Let's start with the corporation tax. Businesses, especially small companies would benefit greatly from its reduction to 17% by 2020, but big companies are quite certainly opening champagne bottles galore too. One cannot fail to imagine that Osborne's Google deal was struck with the knowledge of lowering this tax, the meeting going a bit like this:
OSBORNE: "I need to give the electorate something, anything to show I'm tough. I'm pushed to reclaim some money from you lot, help me here."It is followed by a reduction in Capital Gains tax from 28% to 20% to complement a budget of investment stimulus, but excluding landlords makes it potentially harder to the rental market.
GOOGLE: "Ok, we'll start paying some tax, say £130m for the past ten years? But it needs to lower if you want us to pay in the future."
OSBORNE: "Fair point."
Ringfencing income tax, national insurance and VAT for a whole term is dangerous and reckless as in the world economy, let alone in the domestic scene, there are volatile and dramatic shifts from one year to the next. Capping those three incomes leaves the door open for nonsensical downgrading in other services.
In comes further security for traditional conservative voters: the threshold for the 40% tax gets raised to £45k; a lifetime ISA is introduced to help people under 40 with extra cash to save for a property or a pension (the government matches with an additional 25%). This particular measure ignores, rather conveniently, that the very reason young people cannot afford a mortgage is because they cannot save in the first place (unless they're wealthy in the first place, hence the demographic it is aimed at). A very tautological manoeuvre.
All this shift towards helping businesses and investors comes to the detriment of essential services. Hundreds of thousands of disability claimants will be denied entitlement to benefits and the others will see their benefits cut by a substantial amount. First of all, the judging of who is entitled to disability allowance is a delicate matter, often failed. Understanding disability is a crucial and incredibly complex issue; secondly, disabilities require more money, not less, as essential and external help is needed.
It reminds me of a joke Michael McIntyre made on stage about people driving into the disable parking slot in a supermarket car park. Others around then look at the individual who gets out of the car expecting at the very least for that person to fall on the floor and crawl to the shop's doors, or they are certainly a fraud.
That is the sentiment of this government's behaviour towards benefits. They look at the surface without wanting to take the time to dig deeper and understand the needs of struggling people, and the many ways disabilities work. You can laugh and be in good spirits on the outside but scream on the inside as most people learn to cope with symptoms but are struggling to be able to lead a normal life. Inevitably there is fraud but the very majority are people who need help and compassion, not patronising handouts. There is fraud in the banking system (at least 10 times more) but bankers are not targeted directly by the government, instead they're helped further in their quest for a wealthy life.
Therefore, £4.4bn is taken away from the benefits' pot and transferred to the financial sector. Raising 1p in fuel and alcohol tax would've solved this problem without sacrificing social services.

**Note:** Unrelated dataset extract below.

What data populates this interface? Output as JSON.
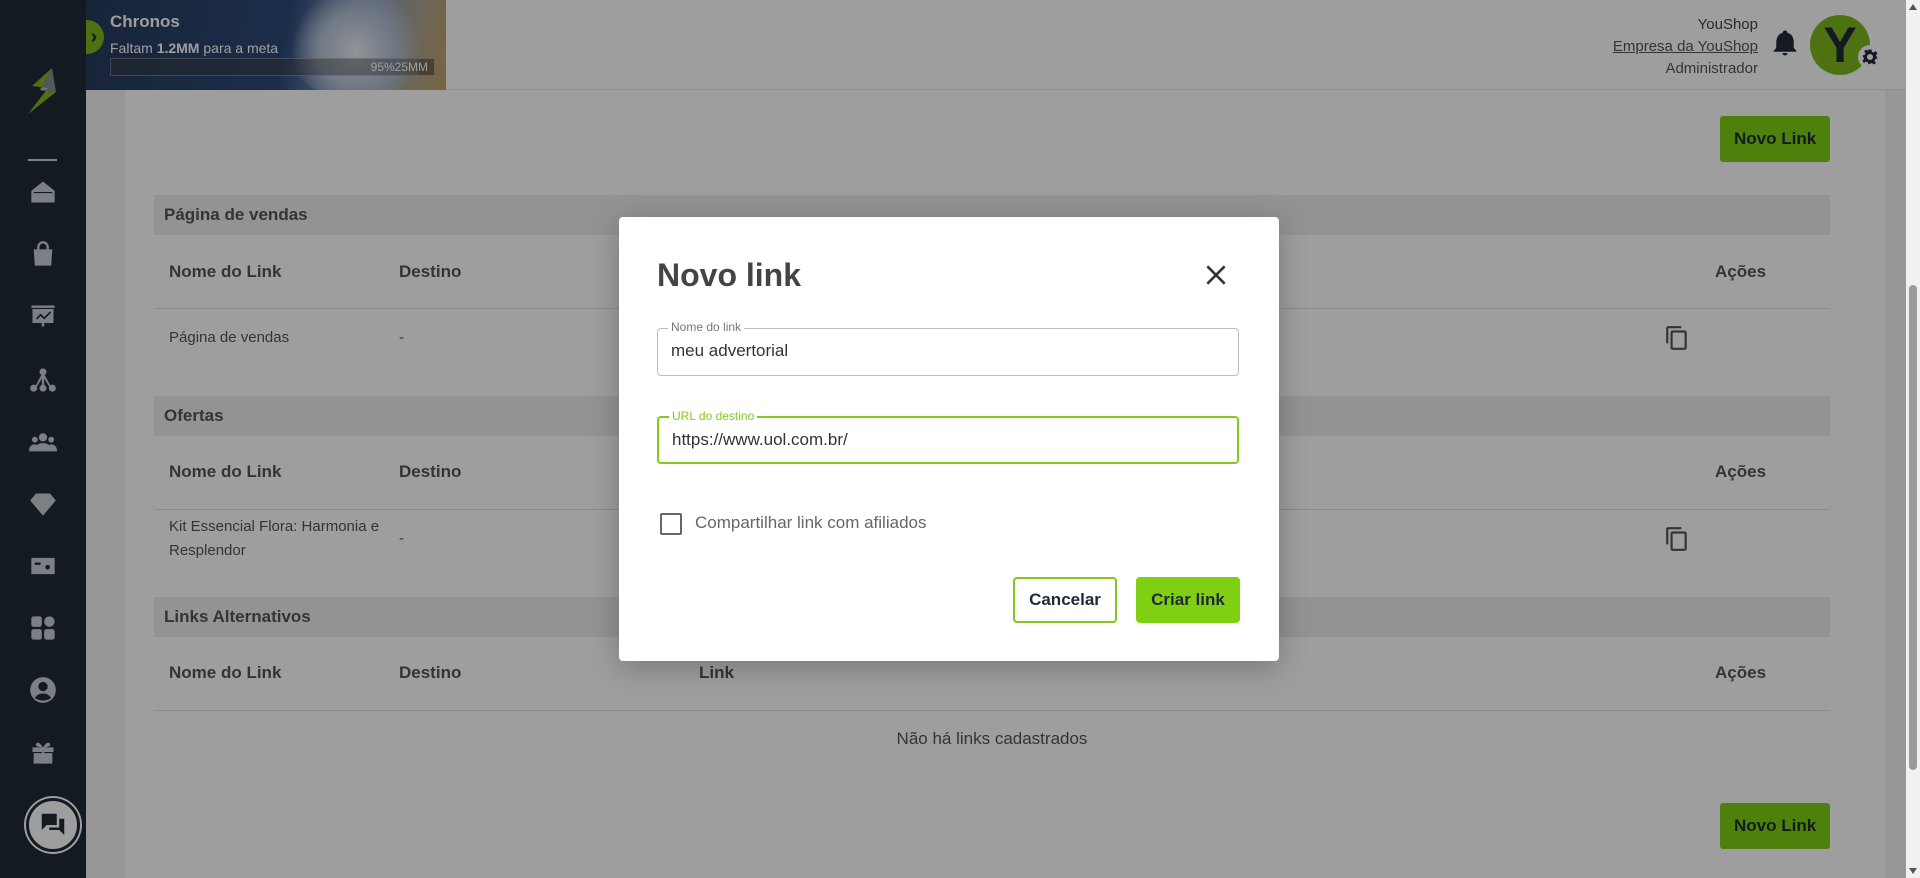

Jamie Oliver claimed a victory when the Chancellor announced the sugar tax, equating to an extra 8p per can and seemingly giving the cash to promote sports in schools. The sugar tax is retrospective. It lets kids indulge in sugar, then it goes on to tell them to do more sports. Those same kids quite possibly don't do sport in the first place. I'm all for a tax on sugar as long as it's for all products with sugar and the money gets invested in nutrition lessons in schools. Show pupils items of food and drinks and, side by side, the amount of sugar in them. Tell the kids what nutrients different foods have, what benefits, what's good for them and what's detrimental. Basically, educate before the damage is done, not after when it's too late.
All schools to become academies by 2020. This is a massive mistake. It puts too much trust on headteachers. It implies the vast majority of parents know how to run a school; this is often not the case. It's utopian in its implications. It also opens up ways for a headteacher to reward board members in order to keep their job. Controlling the finances in all schools under this scheme will be tough and how the funding will be implemented, it is not clear. Opening up the hours during which schools can stay open will help more parents no doubt but it will put a financial burden/stress on the schools' finances. This is comparable to taking the NHS to full 7-day service while increasing doctors' hours and decreasing staff. Academies might work in the long run but it's too soon to experiment on this scale, not enough evidence to suggest it works better than the standard model.
In the words of Radio 4's John Humphrys while interviewing George Osborne:
"What's a bloke got to do in your job to get the sack?"